The raging conflict has partially subsided since a WWF-India team started work here in 2003, the year that recorded 32 elephant and 20 human casualties. Since then, retaliatory killings by poisoning have become rare. But the space crunch makes frequent face-offs inevitable. Between 2007 and 2009, conflict claimed 8 elephants and 20 people.

Vashishth has just finished debriefing his field staff on the whereabouts of a huge tusker that often intimidates even the soldiers stationed at nearby Lama camp. For the first time, he looks despondent: “There is little hope for the elephants here. Big animals need more space. On paper, we have large swathes of forests. But not even one-third of it is intact.”

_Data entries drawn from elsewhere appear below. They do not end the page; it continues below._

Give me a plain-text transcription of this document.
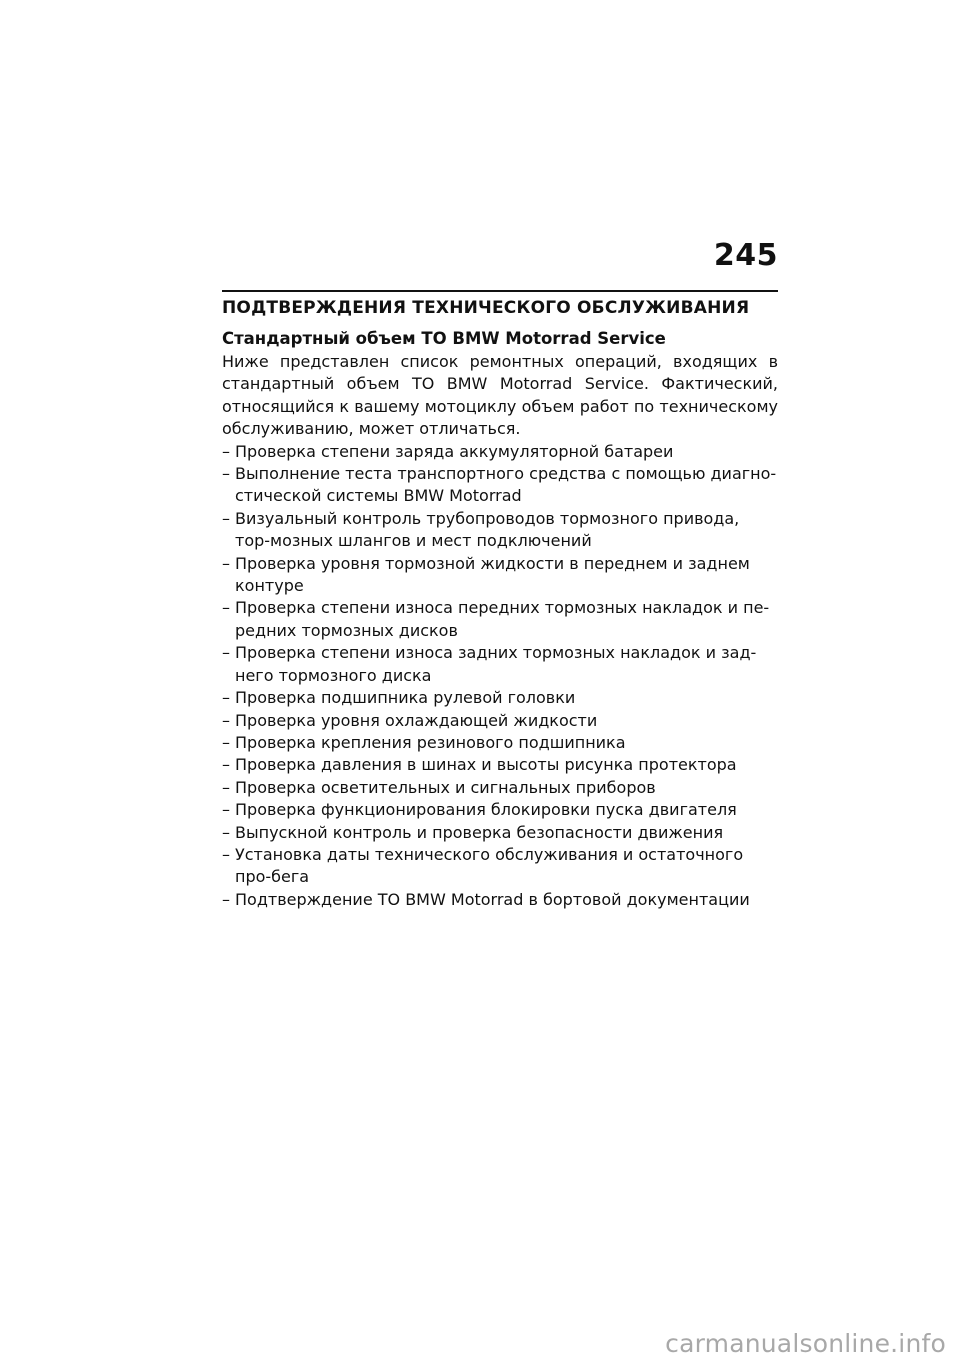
245
ПОДТВЕРЖДЕНИЯ ТЕХНИЧЕСКОГО ОБСЛУЖИВАНИЯ
Стандартный объем ТО BMW Motorrad Service
Ниже представлен список ремонтных операций, входящих в стандартный объем ТО BMW Motorrad Service. Фактический, относящийся к вашему мотоциклу объем работ по техническому обслуживанию, может отличаться.
– Проверка степени заряда аккумуляторной батареи
– Выполнение теста транспортного средства с помощью диагно-стической системы BMW Motorrad
– Визуальный контроль трубопроводов тормозного привода, тор-мозных шлангов и мест подключений
– Проверка уровня тормозной жидкости в переднем и заднем контуре
– Проверка степени износа передних тормозных накладок и пе-редних тормозных дисков
– Проверка степени износа задних тормозных накладок и зад-него тормозного диска
– Проверка подшипника рулевой головки
– Проверка уровня охлаждающей жидкости
– Проверка крепления резинового подшипника
– Проверка давления в шинах и высоты рисунка протектора
– Проверка осветительных и сигнальных приборов
– Проверка функционирования блокировки пуска двигателя
– Выпускной контроль и проверка безопасности движения
– Установка даты технического обслуживания и остаточного про-бега
– Подтверждение ТО BMW Motorrad в бортовой документации
carmanualsonline.info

In official records, Sonitpur district has more than 1200 sq km of forestland. But what is standing on ground and under the department’s control accounts for less than 400 sq km—200 sq km of Nameri NP, 128 sq km of Sonai-Rupai WLS and about 60 sq km of Behali RF. The rest is either degraded or has just disappeared.

At an average actual holding of 2 hectares per family (though the FRA allows a maximum of 4 hectares), Sonitpur’s 30,000 claims require around 600 sq km of forestland. Custodian of the bulk (328 sq km in Nameri NP and Sonai-Rupai WLS) of the surviving forests, Vashishth knows he is fighting a losing battle in the district and, sooner or later, all these claims will be granted under the FRA. Tired of a long vigil and ready to move on, he offers a “compromise solution”.

“Always hungry for timber, the encroachers have cleared far more forestland than they actually occupy or have filed claims for. All these tiny settlements are scattered across the forest landscape. If they are given titles for equivalent land (total 600 sq km) in clusters rather than all over the place, we can still carve out a couple of hundred sq km to regenerate the forest. The stumps and the rootstocks are all still there,” he says wistfully.

Given the political compulsions in this insurgency-ridden district, regenerating hope, let alone forests, seems a tall order.